Possible misconception: Many people seem to think being an ultrapeer means you get better search results. I recall one of the original FrostWire devs & a major LW contributor saying (on this forum) that leafs actually obtain a superior search horizon than UP's. Of course that can potentially be hampered by dud or poorly performing UP's along the way, etc.
In my personal (and recent) testing on this leaf versus ultrapeer topic, I found as a leaf I was getting more search results for the same search terms than when I connected as an ultrapeer. Example: around 120 compared to around or over 200. A notable difference and this test repeated over several sessions.

Sorry this post is actually off-topic from your original thread topic.

h4x5h17 February 7th, 2016 08:26 AM

Quote:

Originally Posted by Lord of the Rings (Post 377186)
Sorry this post is actually off-topic from your original thread topic.

:) No problem.
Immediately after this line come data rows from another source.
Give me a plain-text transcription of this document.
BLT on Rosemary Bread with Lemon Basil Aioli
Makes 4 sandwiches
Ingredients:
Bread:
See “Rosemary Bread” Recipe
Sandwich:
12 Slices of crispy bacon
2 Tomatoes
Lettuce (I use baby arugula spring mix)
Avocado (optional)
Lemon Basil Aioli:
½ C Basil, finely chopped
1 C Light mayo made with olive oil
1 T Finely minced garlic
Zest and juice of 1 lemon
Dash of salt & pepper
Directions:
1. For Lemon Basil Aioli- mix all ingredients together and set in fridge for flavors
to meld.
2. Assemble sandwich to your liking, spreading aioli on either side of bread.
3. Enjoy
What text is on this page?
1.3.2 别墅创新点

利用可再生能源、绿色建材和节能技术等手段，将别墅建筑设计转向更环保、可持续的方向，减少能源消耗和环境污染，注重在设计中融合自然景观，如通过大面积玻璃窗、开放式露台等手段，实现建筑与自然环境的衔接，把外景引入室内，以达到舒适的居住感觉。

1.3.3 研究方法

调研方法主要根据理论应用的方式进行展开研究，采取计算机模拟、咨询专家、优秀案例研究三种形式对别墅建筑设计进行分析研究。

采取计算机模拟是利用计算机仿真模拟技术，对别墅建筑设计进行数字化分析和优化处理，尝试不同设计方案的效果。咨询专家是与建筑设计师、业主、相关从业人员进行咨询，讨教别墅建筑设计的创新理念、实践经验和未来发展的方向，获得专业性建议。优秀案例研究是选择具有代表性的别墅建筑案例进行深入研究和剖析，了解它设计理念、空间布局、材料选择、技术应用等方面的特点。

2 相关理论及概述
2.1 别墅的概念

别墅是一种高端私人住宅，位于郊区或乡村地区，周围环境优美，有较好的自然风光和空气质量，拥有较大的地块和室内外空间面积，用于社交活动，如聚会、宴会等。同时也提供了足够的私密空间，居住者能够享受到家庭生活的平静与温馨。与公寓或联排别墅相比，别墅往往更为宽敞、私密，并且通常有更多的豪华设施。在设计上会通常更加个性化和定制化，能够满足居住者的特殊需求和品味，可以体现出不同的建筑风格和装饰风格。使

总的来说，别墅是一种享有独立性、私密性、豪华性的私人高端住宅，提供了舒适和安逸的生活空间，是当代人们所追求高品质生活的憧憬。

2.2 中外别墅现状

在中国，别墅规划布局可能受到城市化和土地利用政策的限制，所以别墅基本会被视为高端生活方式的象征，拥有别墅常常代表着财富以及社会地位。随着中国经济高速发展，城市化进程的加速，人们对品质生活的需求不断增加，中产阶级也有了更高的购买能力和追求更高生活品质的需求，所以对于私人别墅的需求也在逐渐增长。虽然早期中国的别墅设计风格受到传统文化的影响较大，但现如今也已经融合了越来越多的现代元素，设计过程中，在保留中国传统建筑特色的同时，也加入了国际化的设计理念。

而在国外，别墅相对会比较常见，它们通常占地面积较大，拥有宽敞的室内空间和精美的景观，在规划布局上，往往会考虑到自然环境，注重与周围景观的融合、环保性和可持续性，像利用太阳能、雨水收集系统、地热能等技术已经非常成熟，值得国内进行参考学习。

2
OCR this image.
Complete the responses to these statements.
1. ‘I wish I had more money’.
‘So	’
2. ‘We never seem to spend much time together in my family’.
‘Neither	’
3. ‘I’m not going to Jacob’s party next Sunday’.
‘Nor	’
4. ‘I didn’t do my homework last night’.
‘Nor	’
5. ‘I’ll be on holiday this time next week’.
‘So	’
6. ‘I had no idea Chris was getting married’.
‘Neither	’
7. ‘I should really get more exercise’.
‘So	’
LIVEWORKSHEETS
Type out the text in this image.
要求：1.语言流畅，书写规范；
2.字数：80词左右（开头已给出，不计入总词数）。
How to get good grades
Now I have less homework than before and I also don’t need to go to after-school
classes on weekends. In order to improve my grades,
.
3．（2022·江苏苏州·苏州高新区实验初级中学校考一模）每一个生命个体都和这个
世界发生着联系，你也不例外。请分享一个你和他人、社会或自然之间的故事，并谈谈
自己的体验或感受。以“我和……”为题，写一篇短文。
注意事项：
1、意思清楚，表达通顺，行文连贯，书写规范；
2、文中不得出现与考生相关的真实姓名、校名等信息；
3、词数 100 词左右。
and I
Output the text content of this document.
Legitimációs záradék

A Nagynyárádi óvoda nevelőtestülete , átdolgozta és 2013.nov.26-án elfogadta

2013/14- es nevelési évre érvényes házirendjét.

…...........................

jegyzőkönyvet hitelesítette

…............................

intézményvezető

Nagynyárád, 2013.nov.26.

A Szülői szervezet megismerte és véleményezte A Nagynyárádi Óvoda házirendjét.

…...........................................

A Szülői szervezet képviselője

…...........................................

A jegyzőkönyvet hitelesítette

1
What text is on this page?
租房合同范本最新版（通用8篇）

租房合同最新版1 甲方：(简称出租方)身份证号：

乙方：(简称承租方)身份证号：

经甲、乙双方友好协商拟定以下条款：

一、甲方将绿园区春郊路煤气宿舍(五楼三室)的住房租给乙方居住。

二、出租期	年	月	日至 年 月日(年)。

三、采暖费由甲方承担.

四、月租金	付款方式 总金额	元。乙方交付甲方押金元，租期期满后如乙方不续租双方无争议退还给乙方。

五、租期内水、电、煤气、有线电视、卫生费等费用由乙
It is still good discussion.

I'm glad you looked into the Ipv4/Ipv6 data.

In a world where Ipv6 was used by the majority of providers, I wonder if it would change Fastweb's mind on its service practices. As things sit right now, they could almost come off as trying to help with the addressing problem. Dirty pool :|

My provider (cable not fiber) kinda suck also. While they do give me external world port access, they charge the same for their slowest connection package. I get 10Mbps down/3.5Mbps and pay a little more than what a friend of mine pays for fiber(200 miles away). People only 50 miles away from me get the same connection speed at half the cost.